Training is expensive. It requires huge amounts of data and huge amounts of computing power. The computer must run calculations through the network, measure how wrong the answer was, and then work backwards through the model to adjust the weights. This process is repeated many times. This repeated adjustment of weights is where much of the cost of building large AI models comes from.

Inference : Using a Neural Network

Once trained, a model can be used. For example a model can be shown an image of a dog it has never seen before, and the model should be able to correctly identify the dog. This use of a trained model is called inference.

Compared to training, inference feels cheap. The computer still needs to run calculations through the network, but it does not need to update the weights, and it does not need to repeat the learning process millions of times. It is still a relatively complex operation because the networks are large, but it’s a tiny fraction of the work that the training process takes.

Commercial Neural Networks (aka Models or LLMs)

Companies like Anthropic, OpenAI, and others have been training their own neural networks. Instead of training them on images directly, they’ve been trained on language. Huge amounts of text. These neural networks are referred to as LLMs, or Large Language Models. These are trained by getting the model to predict the next word in a sequence.

Introducing the Token

But models are all mathematics, they understand numbers, not words. So the LLMs break down words in to “tokens”. These tokens represent sum, or all of a word. How they do this is model specific, OpenAIs model will work slightly differently to Anthropics, but at their heart they are all doing the same thing, taking words and making them numbers.

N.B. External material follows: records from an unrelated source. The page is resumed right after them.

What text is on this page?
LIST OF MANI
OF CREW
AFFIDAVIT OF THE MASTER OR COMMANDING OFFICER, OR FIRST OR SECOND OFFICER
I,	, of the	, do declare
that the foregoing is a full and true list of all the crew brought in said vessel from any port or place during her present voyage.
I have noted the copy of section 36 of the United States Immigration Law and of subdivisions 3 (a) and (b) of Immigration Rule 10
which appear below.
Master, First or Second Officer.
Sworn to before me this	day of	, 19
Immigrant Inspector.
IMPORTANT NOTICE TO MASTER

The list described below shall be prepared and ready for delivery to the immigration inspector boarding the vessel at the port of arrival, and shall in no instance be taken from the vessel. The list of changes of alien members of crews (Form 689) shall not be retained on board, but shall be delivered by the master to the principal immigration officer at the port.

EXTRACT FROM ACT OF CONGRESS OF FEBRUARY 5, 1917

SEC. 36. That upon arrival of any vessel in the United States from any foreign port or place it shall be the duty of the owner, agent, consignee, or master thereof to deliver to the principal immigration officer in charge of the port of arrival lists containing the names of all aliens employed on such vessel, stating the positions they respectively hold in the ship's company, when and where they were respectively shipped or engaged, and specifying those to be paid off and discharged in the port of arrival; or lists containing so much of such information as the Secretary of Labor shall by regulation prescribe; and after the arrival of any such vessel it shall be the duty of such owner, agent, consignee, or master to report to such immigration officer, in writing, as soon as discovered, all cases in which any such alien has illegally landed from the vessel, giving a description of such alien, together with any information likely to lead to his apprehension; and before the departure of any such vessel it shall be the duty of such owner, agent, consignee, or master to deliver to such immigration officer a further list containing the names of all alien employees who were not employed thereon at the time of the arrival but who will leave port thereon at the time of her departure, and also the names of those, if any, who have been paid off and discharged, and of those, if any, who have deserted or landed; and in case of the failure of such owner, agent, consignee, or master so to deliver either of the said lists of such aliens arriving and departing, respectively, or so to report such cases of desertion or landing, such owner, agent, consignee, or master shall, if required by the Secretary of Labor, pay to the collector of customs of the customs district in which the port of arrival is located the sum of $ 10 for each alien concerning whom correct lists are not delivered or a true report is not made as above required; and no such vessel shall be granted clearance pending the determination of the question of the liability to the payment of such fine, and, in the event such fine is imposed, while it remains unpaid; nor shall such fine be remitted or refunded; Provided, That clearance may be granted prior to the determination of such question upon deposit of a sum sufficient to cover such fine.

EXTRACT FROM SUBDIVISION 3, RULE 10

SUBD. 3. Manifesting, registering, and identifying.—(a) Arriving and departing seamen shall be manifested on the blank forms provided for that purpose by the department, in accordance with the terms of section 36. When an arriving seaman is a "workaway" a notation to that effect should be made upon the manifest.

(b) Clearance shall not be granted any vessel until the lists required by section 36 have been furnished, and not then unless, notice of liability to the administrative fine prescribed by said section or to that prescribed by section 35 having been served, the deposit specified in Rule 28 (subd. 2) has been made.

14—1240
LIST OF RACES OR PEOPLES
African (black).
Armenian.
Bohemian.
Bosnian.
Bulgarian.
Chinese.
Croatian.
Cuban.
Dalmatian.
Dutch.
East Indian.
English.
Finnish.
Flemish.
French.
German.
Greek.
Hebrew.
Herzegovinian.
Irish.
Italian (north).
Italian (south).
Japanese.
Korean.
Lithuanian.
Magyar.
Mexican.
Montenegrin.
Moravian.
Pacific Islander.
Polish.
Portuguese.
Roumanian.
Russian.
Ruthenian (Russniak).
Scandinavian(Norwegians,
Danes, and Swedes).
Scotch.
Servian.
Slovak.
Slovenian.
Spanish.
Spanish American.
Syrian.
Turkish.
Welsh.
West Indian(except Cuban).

Of course as the model is based only in mathematics, when the model generates a response, it generates a sequence of numbers (tokens) and these tokens need to be converted back to words.

This is also why AI systems often talk about “context windows” and “token limits”. They are not counting pages or paragraphs. They are counting the chunks of text that the model can process.

Impact on Software Development

It just happens that training a model to predict the next token in a sequence is very handy for solving a whole bunch of problems. Including programming.

Programming languages, are just that, languages, and one of the tasks the LLMs are very good at is predicting how to complete code, and even how to generate code when told what to do. At one level, this is statistical pattern learning over very large collection of code and text. The result is not human understanding, but it is often useful enough to automate real development work.

As these models can make developers faster, automate parts of software creation, and reduce the cost of producing code, in doing so they do not just change technology, they change the business model around creation software itself.